Beware of karaoke lounges on Nanjing East Road
Nanjing East Road is a colourful pedestrian-only mall along which are some karaoke lounges. They can be recognised by their dazzling and gaudy neon lights and are sometimes known as `entertainment centers'. There will be young men and women trying to chat you up and asking you to have a cup of coffee. Don't ever believe them. The cafe that they are supposed to bring you to ends up being one of these karaoke lounges. They are usually located on the upper levels of buildings facing Nanking East Road. The elevator opens up directly into the karaoke lounge and once you are inside, you will be gestured by a charming hostess to a seat. Next comes the hot towels and a fruit platter. You will then place your order for a soft drink or a beer which may not cost that much - about 50 - 60 RMB. Then a hostess will come up to you to have a chat with you and she will order a drink which of course you are obliged to pay for. As the night goes on, you will lose count of the number of drinks that you have had and finally, the shocker will come when you are presented a bill for 2000 RMB.
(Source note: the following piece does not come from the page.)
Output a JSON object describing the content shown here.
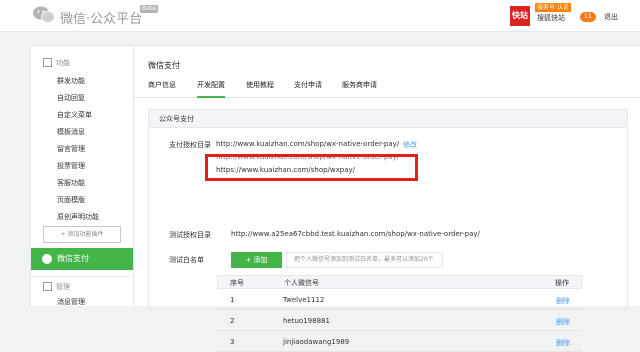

Never go into a karaoke lounge in Shanghai. The ladies may be very attractive and friendly, but there is a high price to pay for it. It is a total rip-off and a big scam.
In a city where most of the cars are locally-made VW Santander, VW Passat or Audi A4, a black Mercedes S class with darkly tinted windows stands out like a sore thumb. These black Mercedes are driven by rich tycoons and businessmen, some of whom have connections with underground secret societies. Size and wealth does matter in Shanghai. The nouveau riche are ever too eager to flaunt their new found wealth to the extent of being the king of the road.
At a busy traffic intersection in downtown Shanghai, I witnessed a black Mercedes S class horning its way through the traffic junction. Cars, bicycles, motorcycles and pedestrians had to dodge and give way to the car. At Xin Tian Di, I saw another similar black Mercedes S class (not sure if it was the same one I saw) horning its way through the narrow streets.